Other conditions to consider include pneumonia, pulmonary embolism, fluid overload and atelectasis with hypoventilation due to excessive pain or overdose of opioid analgesics.

The investigations in Table 4.​3 should always be requested. A fall in hemoglobin from steady state is almost universal, and is associated with markers of increased hemolysis. A low platelet count may be a marker of acute fat embolism and indicates that the course is likely to be more severe. Renal function may deteriorate, particularly in older patients with underlying chronic renal damage. CRP is not particularly helpful in distinguishing infection from acute vaso-occlusion, as it tends to be markedly raised during the course of ACS whatever the etiology. Additional essential investigations are listed in Table 6.1

ACS is a medical emergency, requiring early involvement of specialist hematology or pediatric hematology and critical care teams. A suggested management algorithm is shown in Fig. 6.5.

Oxygen should be given to maintain oxygen saturations >95 %.

Intravenous fluids should be administered to maintain adequate hydration, but it is important not to over-hydrate, particularly in the case of children. Fluid overload is a risk factor for posterior reversible encephalopathy syndrome (PRES) and may precipitate pulmonary edema in older patients with impaired renal function. Usually, replacement of daily fluid requirements is sufficient.

Analgesia is very important to control chest pain and permit adequate ventilation, but opioids must be used carefully to avoid over-sedation and respiratory suppression. Frequent monitoring of pain score, sedation score and respiratory rate is essential. One of the authors has found that intravenous fentanyl given by PCA is useful in this situation. Fentanyl is a potent synthetic opioid with a shorter half-life than morphine. Titration of opioid dose against pain is easier and there is less risk of opioid accumulation and overdosage.

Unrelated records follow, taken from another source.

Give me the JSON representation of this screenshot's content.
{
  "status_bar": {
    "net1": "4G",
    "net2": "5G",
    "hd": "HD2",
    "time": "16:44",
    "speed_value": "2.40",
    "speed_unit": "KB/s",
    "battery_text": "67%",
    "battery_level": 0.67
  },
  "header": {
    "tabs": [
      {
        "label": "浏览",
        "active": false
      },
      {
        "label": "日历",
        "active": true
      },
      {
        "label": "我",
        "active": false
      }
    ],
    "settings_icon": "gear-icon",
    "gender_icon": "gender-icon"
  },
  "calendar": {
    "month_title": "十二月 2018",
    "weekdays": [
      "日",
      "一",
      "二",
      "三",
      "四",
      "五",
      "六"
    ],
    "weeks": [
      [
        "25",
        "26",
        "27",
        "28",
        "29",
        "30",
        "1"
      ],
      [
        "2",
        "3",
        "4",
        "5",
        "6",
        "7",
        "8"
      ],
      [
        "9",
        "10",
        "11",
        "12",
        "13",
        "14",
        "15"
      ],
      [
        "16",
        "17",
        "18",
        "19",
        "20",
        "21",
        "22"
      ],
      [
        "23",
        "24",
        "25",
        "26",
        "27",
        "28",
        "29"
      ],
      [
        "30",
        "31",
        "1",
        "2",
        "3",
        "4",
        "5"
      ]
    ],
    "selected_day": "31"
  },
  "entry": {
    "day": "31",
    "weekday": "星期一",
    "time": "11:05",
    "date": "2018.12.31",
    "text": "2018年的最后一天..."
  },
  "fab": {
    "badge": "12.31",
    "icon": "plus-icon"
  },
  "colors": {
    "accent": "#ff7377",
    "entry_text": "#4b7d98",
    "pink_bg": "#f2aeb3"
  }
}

Respiratory support and physiotherapy. There is evidence from a randomized clinical trial that incentive spirometry reduces the risk of ACS in children with chest pain. It is also useful as an adjunct to physiotherapy for ACS. In more severe cases, positive expiratory pressure devices (PEP) can be very helpful. These inputs help to optimize inspiratory effort and avoid atelectasis. Thick airway secretions often build up during the course of ACS, and are only expectorated as the condition resolves. Often they have a striking bright yellow colour due to bilirubin from breakdown of red cells in the lungs. These secretions can cause blockage or airways resulting in segmental collapse and further deterioration in respiratory state. Sedation and mechanical ventilation may be needed and early advice should be sought from the HDU or ITU teams.

Bronchodilators There is no clear evidence showing benefit of bronchodilators, but we recommend their use in patients with evidence of wheezing or a history of asthma in order to optimise airway patency. Corticosteroids have been shown to decrease the length of hospitalization with ACS, but have been associated with an increase re-admission rate because of rebound sickle pain. We do not use steroids routinely for ACS management.

Broad spectrum antibiotics should be prescribed at least until blood and sputum samples are shown to be negative. The local policy for treatment of a severe community acquired pneumonia should be followed, and this should include a macrolide antibiotic to cover atypical organisms. Treatment for the H1N1 subtype of influenza should also be considered.

Blood transfusion can be lifesaving in severe ACS. Stabilization or improvement in respiratory status is often rapid, and it is important to avoid delay once the decision has been made to transfuse. The therapeutic effect is believed to be due to improved oxygen carriage, reduced sickling and relief of vaso-occlusion through dilution of sickled red cells in the microcirculation.